Embellishment, emendation, presupposes blame, dissatisfaction. But the dissatisfaction is only superficial. I do not deny the thing to be of value; just as it is, however, it does not please me; I deny only the modification, not the substance, otherwise I should urge annihilation. A house which absolutely displeases me I cause to be pulled down, not to be embellished. To the believer in a future life joy is agreeable—who can fail to be conscious that joy is something positive?—but it is disagreeable to him, that here joy is followed by opposite sensations, that it is transitory. Hence he places joy in the future life also, but as eternal, uninterrupted, divine joy, (and the future life is therefore called the world of joy,) such as he here conceives it in God; for God is nothing but eternal, uninterrupted joy, posited as a subject. Individuality or personality is agreeable to him, but only as unencumbered by objective forces; hence, he includes individuality also, but pure, absolutely subjective individuality.

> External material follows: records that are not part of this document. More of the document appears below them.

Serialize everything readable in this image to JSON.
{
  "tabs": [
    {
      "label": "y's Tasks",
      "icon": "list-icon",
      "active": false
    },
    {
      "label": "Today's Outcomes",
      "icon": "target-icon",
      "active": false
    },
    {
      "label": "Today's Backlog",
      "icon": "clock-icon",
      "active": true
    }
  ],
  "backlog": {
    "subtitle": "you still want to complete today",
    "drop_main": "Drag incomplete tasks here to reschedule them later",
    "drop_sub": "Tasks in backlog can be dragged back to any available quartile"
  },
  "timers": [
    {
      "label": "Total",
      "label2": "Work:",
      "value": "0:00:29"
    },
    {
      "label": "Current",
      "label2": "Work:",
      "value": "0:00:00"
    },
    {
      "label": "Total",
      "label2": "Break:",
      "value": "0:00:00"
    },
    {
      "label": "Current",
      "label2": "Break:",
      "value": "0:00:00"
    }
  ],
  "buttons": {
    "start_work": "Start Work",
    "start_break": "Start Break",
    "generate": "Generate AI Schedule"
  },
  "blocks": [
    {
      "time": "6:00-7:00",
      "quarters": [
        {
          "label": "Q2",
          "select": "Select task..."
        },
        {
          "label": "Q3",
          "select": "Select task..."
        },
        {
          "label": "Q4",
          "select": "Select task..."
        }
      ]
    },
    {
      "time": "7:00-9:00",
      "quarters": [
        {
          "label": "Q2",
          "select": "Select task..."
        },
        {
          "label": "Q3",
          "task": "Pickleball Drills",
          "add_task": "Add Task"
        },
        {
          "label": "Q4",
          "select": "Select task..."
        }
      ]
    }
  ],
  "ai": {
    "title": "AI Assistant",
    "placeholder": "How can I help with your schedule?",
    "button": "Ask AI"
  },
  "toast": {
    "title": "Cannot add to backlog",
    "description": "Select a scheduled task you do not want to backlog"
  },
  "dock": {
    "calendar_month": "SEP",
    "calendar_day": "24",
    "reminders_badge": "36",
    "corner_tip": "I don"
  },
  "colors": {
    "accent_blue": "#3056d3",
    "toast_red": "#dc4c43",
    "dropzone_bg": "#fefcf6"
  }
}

Light pleases him; but not gravitation, because this appears a limitation of the individual; not night, because in it man is subjected to Nature: in the other world, there is light, but no weight, no night,—pure, unobstructed light.[1]

  1. “Neque enim post resurrectionem tempus diebus ac noctibus numerabitur. Erit magis una dies sine vespere.”—Job. Damascen. (Orth. Fidei 1. ii. c. 1).